Nouvelles perspectives : écriture féminine et autofiction

de Margarita Alfaro Amieiro (Éditeur de volume) Beatriz Mangada (Éditeur de volume) Ana Belén Soto Cano (Éditeur de volume)
©2024 Collections 182 Pages

Résumé

Cet ouvrage collectif s’intéresse à l’importance stratégique des contributions littéraires dites xénographies féminines. Ces écrits ont pour but de dénoncer la discrimination, la marginalisation et l’intolérance tout en favorisant l’inclusion, la visibilité, l’émancipation et la démarginalisation des femmes étrangères en Europe. Au sein de cette représentation littéraire, l’autofiction s’avère être une voie de manifestation de l’écriture de soi.
Les contributions réunies dans ce volume composent une mosaïque de vies fragmentées inscrites dans l’entre-deux : entre ici et ailleurs, entre la biographie et la fiction, entre la littérature et la sociologie. Les oeuvres de Laetitia Colombani, Assia Djebar, Léonora Miano, Fatoumata Fathy Sidibé, Delphine Minoui, Loo Hui Phang et Maryam Madjidi offrent par conséquent une cartographie des littératures francophones, où apparaissent les influences d’origines diverses : l’Europe, le Maghreb, l’Afrique ainsi que le Moyen et l’Extrême-Orient.

Table des matières

  • Couverture
  • Titre
  • Copyright
  • À propos de l’auteur
  • À propos du livre
  • Pour référencer cet eBook
  • Sommaire
  • Avant-propos
  • Présentation L’Europe : carrefour interculturel (Margarita Alfaro, Beatriz Mangada et Ana Belén Soto)
  • Partie I L’Europe : vers une cartographie littéraire interculturelle
  • Chapitre 1 De la migration comme thème romanesque (Jean-Marc Moura)
  • Chapitre 2 La solidarité : Les Victorieuses de Laetitia Colombani (Margarita Alfaro)
  • Partie II Maghreb et Afrique
  • Chapitre 3 L’écriture-femme et l’autofiction dans Assia Djebar (Maria Spiridopoulou)
  • Chapitre 4 Léonora Miano: identité afropéenne et écriture de soi (Vassiliki Lalagianni)
  • Chapitre 5 Léonora Miano, de la migrance à l’identité afropéenne (Arzu Etensel Ildem)
  • Chapitre 6 La Voix rebelle de Fatoumata Fathy Sidibé (Vicente E. Montes Nogales)
  • Partie III Moyen et Extrême-Orient
  • Chapitre 7 L’écriture engagée de Delphine Minoui (Beatriz Mangada)
  • Chapitre 8 Retour et identité dans L’imprudence de Loo Hui Phang (Diego Muñoz)
  • Chapitre 9 Centre et périphérie dans Pour que je m’aime encore (Ana Belén Soto)
  • Notices bio-bibliographiques
  • Titres de la collection

Avant-propos

Depuis le début des années 2000, les littératures de langue française « venues d’ailleurs » ont fait l’objet de nombreuses études. Si les corpus d’étude ont été diversement constitués, scindés parfois entre auteurs dits allophones et auteurs dits postcoloniaux, les approches théoriques ont, elles aussi, varié au gré des études sur les écritures migrantes, les littératures transnationales, les xénographies, l’exiliance, la migrance, autant de concepts convoqués pour se pencher sur les poétiques, les esthétiques de la différence et de l’écart, sur les notions d’entre-deux culturels et linguistiques, sur les positionnements de ces littératures dans le champ littéraire français au travers de leur intégration sociale et esthétique, etc.

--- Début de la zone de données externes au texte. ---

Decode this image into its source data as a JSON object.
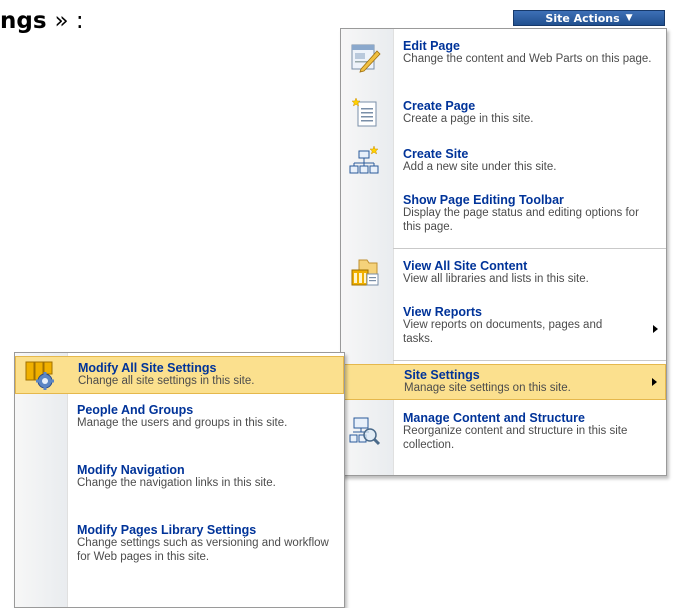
{
  "heading": {
    "partial": "ngs",
    "rest": "» :"
  },
  "site_actions": {
    "label": "Site Actions",
    "arrow": "▼"
  },
  "main_menu": [
    {
      "title": "Edit Page",
      "desc": "Change the content and Web Parts on this page.",
      "icon": "edit-page-icon"
    },
    {
      "title": "Create Page",
      "desc": "Create a page in this site.",
      "icon": "create-page-icon"
    },
    {
      "title": "Create Site",
      "desc": "Add a new site under this site.",
      "icon": "create-site-icon"
    },
    {
      "title": "Show Page Editing Toolbar",
      "desc": "Display the page status and editing options for this page.",
      "icon": ""
    },
    {
      "title": "View All Site Content",
      "desc": "View all libraries and lists in this site.",
      "icon": "view-all-site-content-icon"
    },
    {
      "title": "View Reports",
      "desc": "View reports on documents, pages and tasks.",
      "icon": ""
    },
    {
      "title": "Site Settings",
      "desc": "Manage site settings on this site.",
      "icon": ""
    },
    {
      "title": "Manage Content and Structure",
      "desc": "Reorganize content and structure in this site collection.",
      "icon": "manage-content-icon"
    }
  ],
  "sub_menu": [
    {
      "title": "Modify All Site Settings",
      "desc": "Change all site settings in this site.",
      "icon": "site-settings-gear-icon"
    },
    {
      "title": "People And Groups",
      "desc": "Manage the users and groups in this site."
    },
    {
      "title": "Modify Navigation",
      "desc": "Change the navigation links in this site."
    },
    {
      "title": "Modify Pages Library Settings",
      "desc": "Change settings such as versioning and workflow for Web pages in this site."
    }
  ],
  "colors": {
    "title": "#003399",
    "highlight": "#fbe08e",
    "button": "#2b5b9e"
  }
}
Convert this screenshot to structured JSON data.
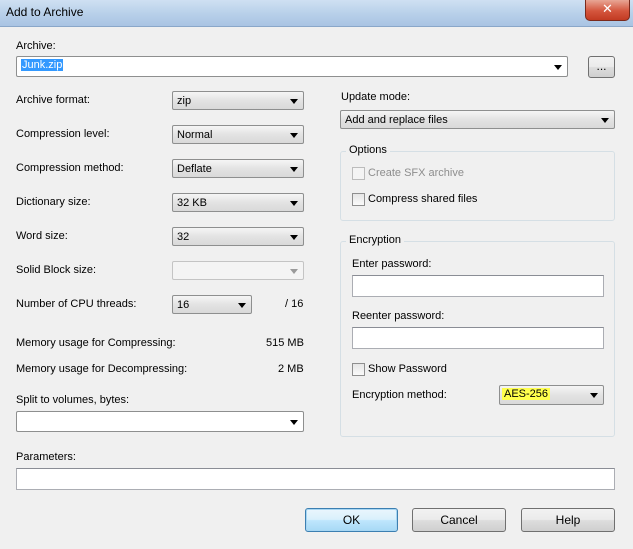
{
  "window": {
    "title": "Add to Archive",
    "close_glyph": "✕"
  },
  "archive": {
    "label": "Archive:",
    "value": "Junk.zip",
    "browse_label": "..."
  },
  "left": {
    "archive_format": {
      "label": "Archive format:",
      "value": "zip"
    },
    "compression_level": {
      "label": "Compression level:",
      "value": "Normal"
    },
    "compression_method": {
      "label": "Compression method:",
      "value": "Deflate"
    },
    "dictionary_size": {
      "label": "Dictionary size:",
      "value": "32 KB"
    },
    "word_size": {
      "label": "Word size:",
      "value": "32"
    },
    "solid_block_size": {
      "label": "Solid Block size:",
      "value": ""
    },
    "cpu_threads": {
      "label": "Number of CPU threads:",
      "value": "16",
      "max": "/ 16"
    },
    "memory_compress": {
      "label": "Memory usage for Compressing:",
      "value": "515 MB"
    },
    "memory_decompress": {
      "label": "Memory usage for Decompressing:",
      "value": "2 MB"
    },
    "split": {
      "label": "Split to volumes, bytes:",
      "value": ""
    }
  },
  "right": {
    "update_mode": {
      "label": "Update mode:",
      "value": "Add and replace files"
    },
    "options": {
      "title": "Options",
      "sfx": {
        "label": "Create SFX archive",
        "checked": false,
        "enabled": false
      },
      "shared": {
        "label": "Compress shared files",
        "checked": false,
        "enabled": true
      }
    },
    "encryption": {
      "title": "Encryption",
      "enter_password": {
        "label": "Enter password:",
        "value": ""
      },
      "reenter_password": {
        "label": "Reenter password:",
        "value": ""
      },
      "show_password": {
        "label": "Show Password",
        "checked": false
      },
      "method": {
        "label": "Encryption method:",
        "value": "AES-256",
        "highlight_color": "#ffff4d"
      }
    }
  },
  "parameters": {
    "label": "Parameters:",
    "value": ""
  },
  "buttons": {
    "ok": "OK",
    "cancel": "Cancel",
    "help": "Help"
  }
}
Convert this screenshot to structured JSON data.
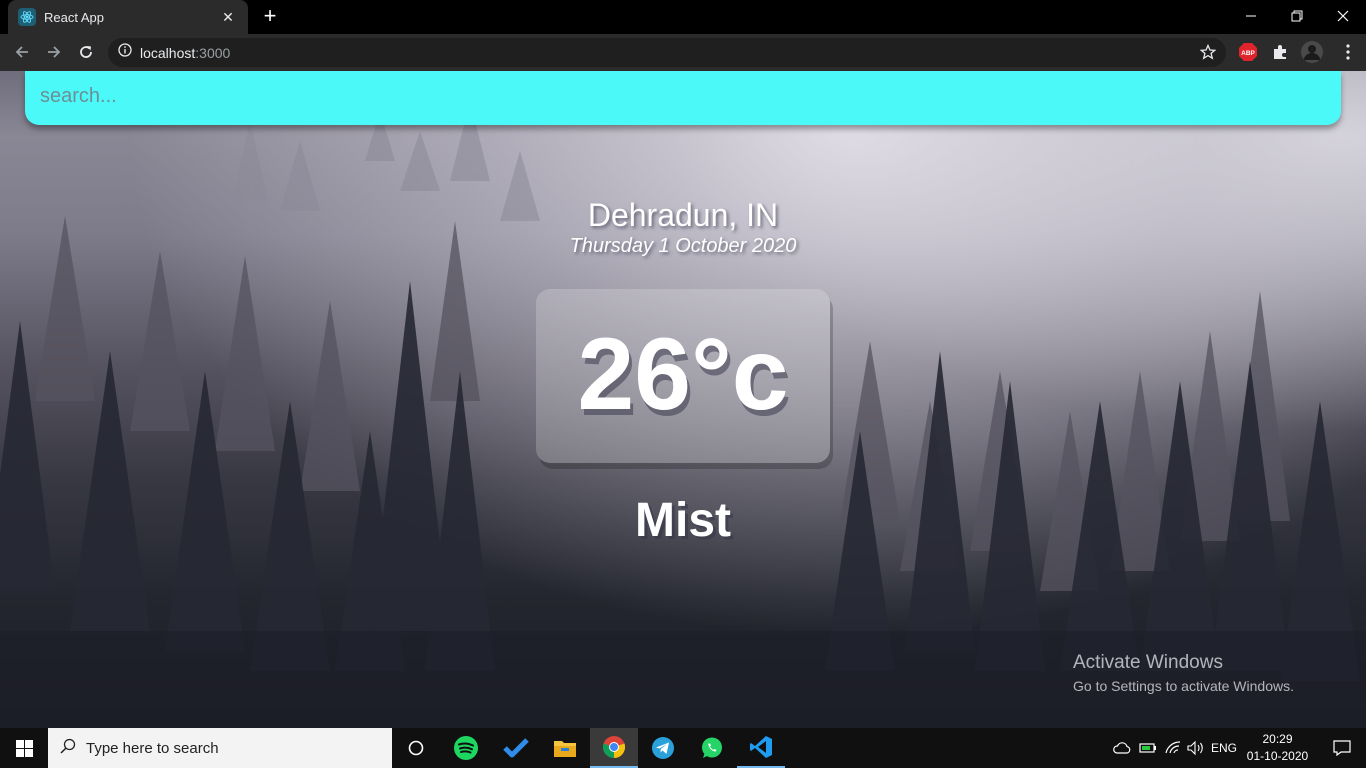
{
  "browser": {
    "tab_title": "React App",
    "tab_close": "✕",
    "new_tab": "+",
    "url_host": "localhost",
    "url_port": ":3000",
    "ext_badge": "ABP"
  },
  "page": {
    "search_placeholder": "search...",
    "search_value": "",
    "location": "Dehradun, IN",
    "date": "Thursday 1 October 2020",
    "temperature": "26°c",
    "weather": "Mist",
    "search_bar_color": "#4bf9f9"
  },
  "watermark": {
    "title": "Activate Windows",
    "subtitle": "Go to Settings to activate Windows."
  },
  "taskbar": {
    "search_text": "Type here to search",
    "pinned_apps": [
      "cortana-icon",
      "spotify-icon",
      "todo-icon",
      "file-explorer-icon",
      "chrome-icon",
      "telegram-icon",
      "whatsapp-icon",
      "vscode-icon"
    ],
    "language": "ENG",
    "time": "20:29",
    "date": "01-10-2020"
  }
}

Issues principalement des travaux du groupe de recherche ELITE (Plurilinguisme et Littérature Transculturelle en Europe), auquel l’on doit déjà de nombreux travaux sur les xénographies francophones, les contributions réunies ici inscrivent les littératures de la migration dans la perspective plus vaste de l’interculturel. Émanant de chercheurs espagnols, français, grecs et turcs qui prennent délibérément le parti de se pencher sur l’« entre » plus que sur l’écart, elles offrent une perspective critique elle aussi interculturelle et abordent la question de l’écriture de la migration tantôt à travers l’étude des poétiques à l’œuvre, tantôt à partir des motifs et des positionnements sociaux qu’ils véhiculent, mettant plus que jamais en évidence la conjonction voire l’interdépendance des poétiques et des enjeux sociaux.

Le choix de cet élargissement au concept plus vaste des littératures interculturelles se justifie au demeurant pleinement, tant le fait migratoire – ce passage si souvent abordé en terme parfois réducteur de déterritorialisation –, mais aussi ses motivations et ses origines géographiques, se sont modifiées depuis quelques années. Si jusqu’à la fin du vingtième siècle, une grande partie de ces textes était encore majoritairement marquée par l’expérience de l’exil politique d’un côté et de réactions postcoloniales de l’autre, les littératures interculturelles, de nos jours, sont d’origines plus variées, issues de motivations plurielles et sortent de tout schéma dichotomique. Cette nouvelle diversité appelle ainsi d’autres problématiques et discours, reposant moins sur l’opposition des blocs politiques et les formes de totalitarisme devant lesquelles on a fui, que sur la variété des expériences dans un contexte mondialisé, où les raisons de la migration, tenant tout autant à des facteurs familiaux ou personnels qu’à des contraintes collectives (oppressions politiques et religieuses) se sont diversifiées. Par ailleurs, le lent affaiblissement du writing back postcolonial, la banalisation de l’utilisation de la langue française et sa dissociation de plus en plus marquée de l’héritage colonial, rapproche les diverses productions qu’il est désormais plus aisé d’aborder au sein d’un même corpus dans des perspectives transversales, le corpus dit postcolonial ne s’opposant plus radicalement au writing in des auteurs allophones.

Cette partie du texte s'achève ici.